Implementing coach Matt Nagy’s offense was the main objective of the Bears’ training camp and preseason, but the overall theme clearly was “Don’t get anybody hurt.”
Only three projected starters played in the fourth preseason game against the Chiefs on Saturday. Two of them are in position battles — Eric Kush vs. James Daniels at left guard; Jonathan Bullard vs. Roy Robertson-Harris at defensive end. The other starter — inside linebacker Nick Kwiatkoski — eventually figures to give way to rookie Roquan Smith.
It will be the same deal in the preseason finale against the Bills on Thursday night at Soldier Field. Not even backup quarterback Chase Daniel was worth risking.
It’s hard to predict what Mitch Trubisky and the offense will look like in the regular season, but Nagy seems equally concerned with winning the war of attrition. As it stands, the Bears figure to head into Week 1 nearly at full strength, with outside linebacker Leonard Floyd expected to play with a club on his broken right hand.
So much of success in the NFL is about surviving, with a good chunk of luck involved. Like any team, the Bears are more vulnerable at some spots than others. Tight end Adam Shaheen’s loss can be much more easily absorbed than Floyd’s.
With that in mind, here are the 10 players the Bears can least afford to lose heading into the 2018 season — a measurement of not only their ability, but what the Bears have behind them.
1 Mitch Trubisky, QB — Obviously, the Bears can’t lose the player the entire offseason has been built around. Daniel looked more comfortable running Nagy’s offense against the Chiefs than Trubisky has, but until further notice, this season is about Trubisky’s growth more than his performance.
2 Leonard Floyd, OLB — The 2016 first-round pick is the Bears’ second-best havoc-wreaker behind Akiem Hicks, with the potential for a breakout season. And there is little proven edge-rushing production behind him.
3 Akiem Hicks, DE — He’s a Pro Bowl-caliber player. His 8½ sacks last year don’t illustrate the consistent impact he makes. Bullard, Robertson-Harris and even rookie defensive tackle Bilal Nichols have potential but aren’t close to Hicks.
4 Jordan Howard, RB — His impact in Nagy’s/Andy Reid’s offense often is overlooked. Though Tarik Cohen is a weapon and Benny Cunningham a dependable pro, neither could duplicate what Howard brings.
5 Charles Leno, LT — He still needs to take a big step to be the anchor the Bears think he is, but he’s trending that way. The only players on the roster with starting experience at tackle are Bradley Sowell (21 starts), who is injured, and Kyle Long, who is locked in at guard.
6 Kyle Long, G — The Bears have depth in the interior line, but if Long isn’t healthy or if he’s not as good as he was in his first two seasons, that would be a huge hole for Kush or Daniels to fill.
7 Eddie Goldman, NT — His impact is hard to quantify, and he also has an expectation of growth this season. John Jenkins is the backup, but Nichols shows potential.

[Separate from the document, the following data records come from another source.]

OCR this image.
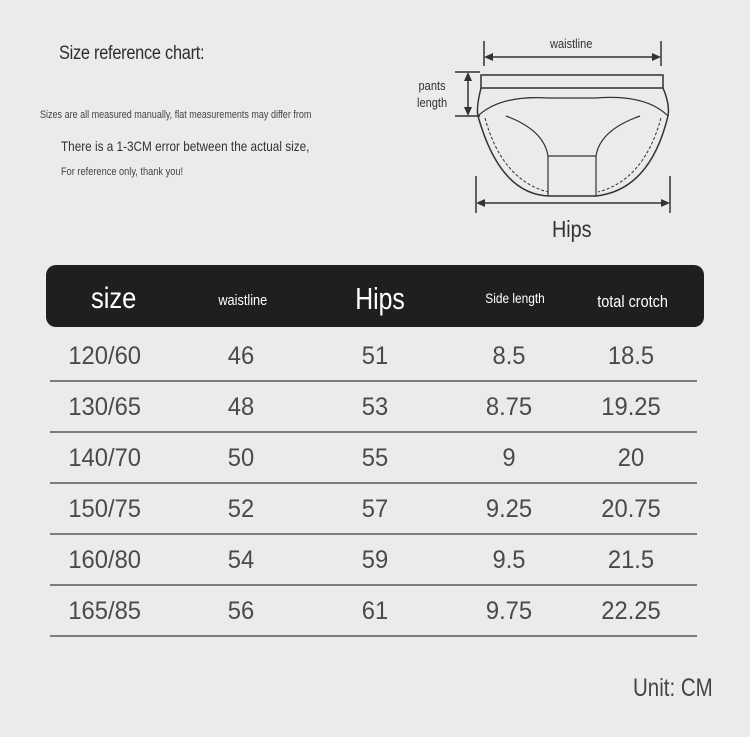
Size reference chart:
Sizes are all measured manually, flat measurements may differ from
There is a 1-3CM error between the actual size,
For reference only, thank you!
waistline
pants
length
Hips
size	waistline	Hips	Side length	total crotch
120/60	46	51	8.5	18.5
130/65	48	53	8.75	19.25
140/70	50	55	9	20
150/75	52	57	9.25	20.75
160/80	54	59	9.5	21.5
165/85	56	61	9.75	22.25
Unit: CM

8 Trey Burton, TE — Early indications are that Burton will have a role the rest of the Bears’ tight ends will struggle to duplicate. Shaheen’s injury could have an impact on the depth at tight end.
9 Danny Trevathan, ILB — Smith could soon replace him on this list — and at a higher spot. But with Smith’s slow start, Trevathan’s production, leadership and experience would be tough to replace.
10 Allen Robinson, WR — Played only 11 preseason snaps with no receptions, but unless rookie Anthony Miller is a revelation in the regular season, Robinson is the Bears’ best downfield weapon.